"maybe it would have done me some favours"
Jemima Goldsmith has revealed that she wishes she had an arranged marriage like the one at the centre of her new film.
The screenwriter said she believed she was searching for a “moral certainty” when she married Imran Khan at just 21.
Her film, What’s Love Got To Do With It?, was inspired by her time in Pakistan during her nine-year marriage to Khan and centres around the parallel worlds of modern dating and arranged marriages.
She said: “Part of me thinks that if my parents had been sane and functional and able to agree, maybe it would have done me some favours to have had an arranged marriage.”
Jemima Goldsmith and Imran Khan divorced in 2004.
Despite the divorce, she is still close to the former Pakistan Prime Minister.
She and their two sons were left shaken by an assassination attempt on him in 2022.
Although her new film – starring Shazad Latif, Lily James and Emma Thompson – is about marriage, it is not something on the cards for Jemima.
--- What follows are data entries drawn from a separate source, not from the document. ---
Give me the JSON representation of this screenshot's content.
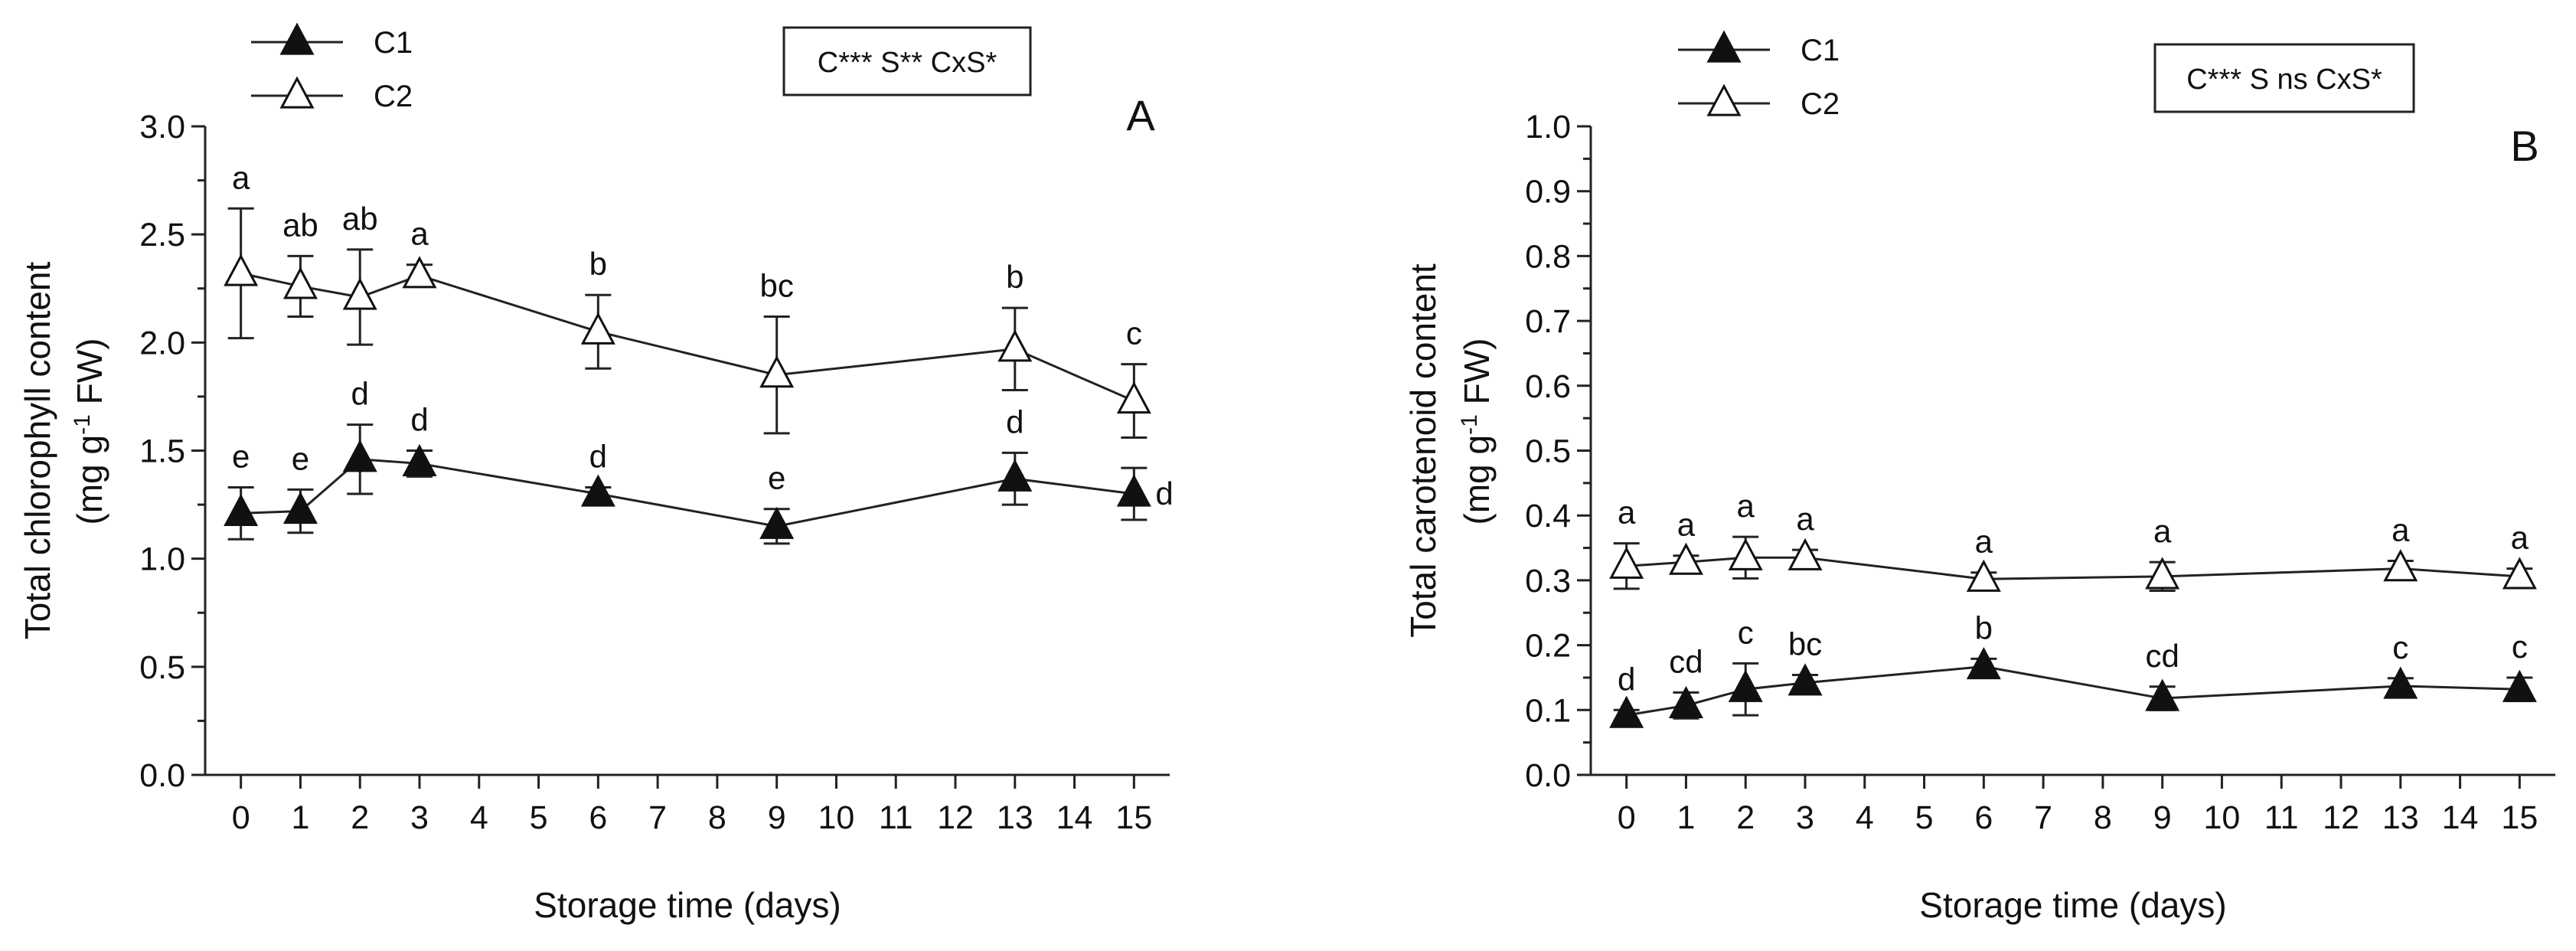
{
  "chart_data": [
    {
      "type": "line",
      "panel_label": "A",
      "stats_box": "C*** S**  CxS*",
      "ylabel": "Total chlorophyll content",
      "ylabel_unit_prefix": "(mg g",
      "ylabel_unit_sup": "-1",
      "ylabel_unit_suffix": " FW)",
      "xlabel": "Storage time (days)",
      "xlim": [
        -0.6,
        15.6
      ],
      "ylim": [
        0,
        3.0
      ],
      "xticks": [
        "0",
        "1",
        "2",
        "3",
        "4",
        "5",
        "6",
        "7",
        "8",
        "9",
        "10",
        "11",
        "12",
        "13",
        "14",
        "15"
      ],
      "yticks": [
        "0.0",
        "0.5",
        "1.0",
        "1.5",
        "2.0",
        "2.5",
        "3.0"
      ],
      "ytick_values": [
        0,
        0.5,
        1.0,
        1.5,
        2.0,
        2.5,
        3.0
      ],
      "legend": [
        "C1",
        "C2"
      ],
      "series": [
        {
          "name": "C1",
          "marker": "filled-triangle",
          "x": [
            0,
            1,
            2,
            3,
            6,
            9,
            13,
            15
          ],
          "values": [
            1.21,
            1.22,
            1.46,
            1.44,
            1.3,
            1.15,
            1.37,
            1.3
          ],
          "errors": [
            0.12,
            0.1,
            0.16,
            0.06,
            0.03,
            0.08,
            0.12,
            0.12
          ],
          "letters": [
            "e",
            "e",
            "d",
            "d",
            "d",
            "e",
            "d",
            "d"
          ]
        },
        {
          "name": "C2",
          "marker": "open-triangle",
          "x": [
            0,
            1,
            2,
            3,
            6,
            9,
            13,
            15
          ],
          "values": [
            2.32,
            2.26,
            2.21,
            2.31,
            2.05,
            1.85,
            1.97,
            1.73
          ],
          "errors": [
            0.3,
            0.14,
            0.22,
            0.05,
            0.17,
            0.27,
            0.19,
            0.17
          ],
          "letters": [
            "a",
            "ab",
            "ab",
            "a",
            "b",
            "bc",
            "b",
            "c"
          ]
        }
      ]
    },
    {
      "type": "line",
      "panel_label": "B",
      "stats_box": "C*** S ns CxS*",
      "ylabel": "Total carotenoid content",
      "ylabel_unit_prefix": "(mg g",
      "ylabel_unit_sup": "-1",
      "ylabel_unit_suffix": " FW)",
      "xlabel": "Storage time (days)",
      "xlim": [
        -0.6,
        15.6
      ],
      "ylim": [
        0,
        1.0
      ],
      "xticks": [
        "0",
        "1",
        "2",
        "3",
        "4",
        "5",
        "6",
        "7",
        "8",
        "9",
        "10",
        "11",
        "12",
        "13",
        "14",
        "15"
      ],
      "yticks": [
        "0.0",
        "0.1",
        "0.2",
        "0.3",
        "0.4",
        "0.5",
        "0.6",
        "0.7",
        "0.8",
        "0.9",
        "1.0"
      ],
      "ytick_values": [
        0,
        0.1,
        0.2,
        0.3,
        0.4,
        0.5,
        0.6,
        0.7,
        0.8,
        0.9,
        1.0
      ],
      "legend": [
        "C1",
        "C2"
      ],
      "series": [
        {
          "name": "C1",
          "marker": "filled-triangle",
          "x": [
            0,
            1,
            2,
            3,
            6,
            9,
            13,
            15
          ],
          "values": [
            0.092,
            0.107,
            0.132,
            0.142,
            0.167,
            0.118,
            0.137,
            0.132
          ],
          "errors": [
            0.008,
            0.02,
            0.04,
            0.012,
            0.012,
            0.018,
            0.012,
            0.018
          ],
          "letters": [
            "d",
            "cd",
            "c",
            "bc",
            "b",
            "cd",
            "c",
            "c"
          ]
        },
        {
          "name": "C2",
          "marker": "open-triangle",
          "x": [
            0,
            1,
            2,
            3,
            6,
            9,
            13,
            15
          ],
          "values": [
            0.322,
            0.328,
            0.335,
            0.335,
            0.302,
            0.306,
            0.318,
            0.306
          ],
          "errors": [
            0.035,
            0.01,
            0.032,
            0.012,
            0.01,
            0.022,
            0.012,
            0.012
          ],
          "letters": [
            "a",
            "a",
            "a",
            "a",
            "a",
            "a",
            "a",
            "a"
          ]
        }
      ]
    }
  ]
}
She said: “I am not against it.”
But she describes it as “high investment, low yield which I think is self-explanatory”.
Speaking about the parallels between What’s Love Got To Do With It? and her own life, Jemima explained:
“I guess the film kind of charts my own personal change of opinion over a period of 10 years, from cynicism about arranged marriage to the merits of a consensual arrangement involving introductions by parents or by people who kind of know you best.
“At that point, I was living with my ex-husband’s entire extended family – with his sisters and their husbands and his father and all the nephews and nieces. I saw arranged marriages up close.
”Ours was the only non-arranged marriage in the entire history of quite a conservative Pathan family.”
“And, I saw some really happy, successful long-term arranged marriages. I also saw some new arrangements taking place and was kind of almost part of that selection process.”
The lead character Zoe (Lily James) has parallels with Jemima as a documentary filmmaker who experiences a similar journey when her childhood British Pakistani friend says he is opting for an arranged marriage.
Jemima added: “I came away from Pakistan after 10 years of seeing arranged marriage in a completely different light.
“I think if you live in the West and you don’t experience that and see it up close, there’s a tendency to just see arranged marriage either as outdated or just plain bad because here in the West it’s very much conflated with forced marriage and there’s such a difference.”